La synthèse de ce rapport permet de mieux comprendre les 25 recommandations suivantes qui sont argumentées :
- Récolter annuellement des données statistiques exhaustives relatives aux pauvretés vécues avant, pendant et après la détention
- Développer massivement les alternatives à l’emprisonnement
- Refondre en profondeur la procédure de comparution immédiate
- Développer de façon importante l’offre de postes de travail
- Approcher la rémunération minimale de celle de l’extérieur à tâche équivalente
- Garantir une meilleure protection sociale des travailleurs
- Permettre un accès égal des femmes au travail, à la formation et aux activités socio-culturelles
- Inscrire l’exécution de la peine dans un modèle de transition écologique
- La formation doit être qualifiante, correspondre aux offres d’emploi à l’extérieur et être rémunérée
- Les permissions de sortir en vue de l’immersion en milieu professionnel doivent être favorisées
- La dotation mensuelle aux personnes objectivement repérées comme étant les plus pauvres doit être portée à 50 euros
- Un mécanisme de contrôle de l’approvisionnement des stocks d’aides en nature doit être mis en place
- Une refonte du système des cantines est nécessaire
- La traduction en plusieurs langues de l’ensemble des documents relatifs à la détention doit être systématique, de même que le recours à de l’interprétariat professionnel
- Garantir l’accès des personnes étrangères à leurs droits en matière de séjour
- Diminuer le prix du téléphone et garantir une dotation minimale afin que les plus démunis puissent communiquer avec leurs proches
- Instaurer, sous conditions de ressources, la mise en place d’une aide forfaitaire pour le trajet et l’hébergement des proches venant en visite
- Développer la qualité des parloirs et le nombre d’unités de vie familiale
- Garantir un accès au numérique encadré en détention
- Créer un statut d’intervenant associatif dédié
- Renforcer les mécanismes d’accès aux droits en détention
- Préparer la réinsertion sociale des personnes à la sortie de détention en mobilisant un accompagnement social global tout au long de la peine, afin de lutter contre les ruptures de parcours
- Développer les aménagements de peine et peines exécutées en milieu ouvert
- Coordonner les interventions des différents acteurs intervenant auprès des personnes placées sous main de justice
- Améliorer la prise en compte des besoins des personnes placées sous main de justice en intégrant les SPIP dans les différentes instances d’élaboration des politiques publiques de lutte contre l’exclusion
Ces propositions ont peu de chances d’aboutir quand on connait l’opinion des Français sur ce sujet. Dans une étude publiée en septembre 2019 par le ministère de la Justice, on apprend sans surprise que nombreux sont ceux ont des représentations influencées par les discours médiatiques et les prises de positions politiques.

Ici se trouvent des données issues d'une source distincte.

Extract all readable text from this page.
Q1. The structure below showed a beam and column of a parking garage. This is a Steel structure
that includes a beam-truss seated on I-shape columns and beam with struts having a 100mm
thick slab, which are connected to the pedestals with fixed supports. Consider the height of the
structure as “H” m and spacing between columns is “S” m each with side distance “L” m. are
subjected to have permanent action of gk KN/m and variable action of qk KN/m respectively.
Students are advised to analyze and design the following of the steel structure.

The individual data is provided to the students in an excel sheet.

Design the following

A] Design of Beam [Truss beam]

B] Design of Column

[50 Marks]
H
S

Mais un espoir demeure, car dans une autre étude, elle aussi, publiée par le ministère de la Justice (juin 2013), 71% des Français, estiment que la prison doit changer, notamment en ce qui concerne les conditions de détention.
Il reste que la réalité carcérale n’est pas vraiment connue des Français même si plus d’un sur deux (53 %) pense qu’il lui est possible d’être mis un jour en prison. Il y a 4 typologies d’opinions sur ce sujet
- Un peu plus d’un quart des Français (27%) ont une opinion globalement bonne sur la prison
- Pour 18 % des Français, la prison dégage une image négative et doit être changée
- Un quart des Français (26%) se déclarent partagés entre satisfaction et insatisfaction
- 12 % de nos compatriotes se déclarent sans opinion particulière sur ce sujet
Cette étude date un peu. L’opinion des Français est peut-être aujourd’hui différente. Pas sûr que ce soit dans le bon sens.
Lire :
- Le rapport complet « Au dernier barreau de l’échelle sociale : la prison »
- La synthèse de ce rapport
- Ministère de la Justice Cahiers d’étude n°49 Représentation des Français sur la prison
- Infostats Justice n°122 : Les Français et la prison
Emmaüs France a mis en ligne des podcasts que vous pouvez découvrir ici ou sur YouTube :
#1 | Qui sont les détenus
#2 | La détention, une expérience précarisante
#3 | Quelles perspectives après la prison ?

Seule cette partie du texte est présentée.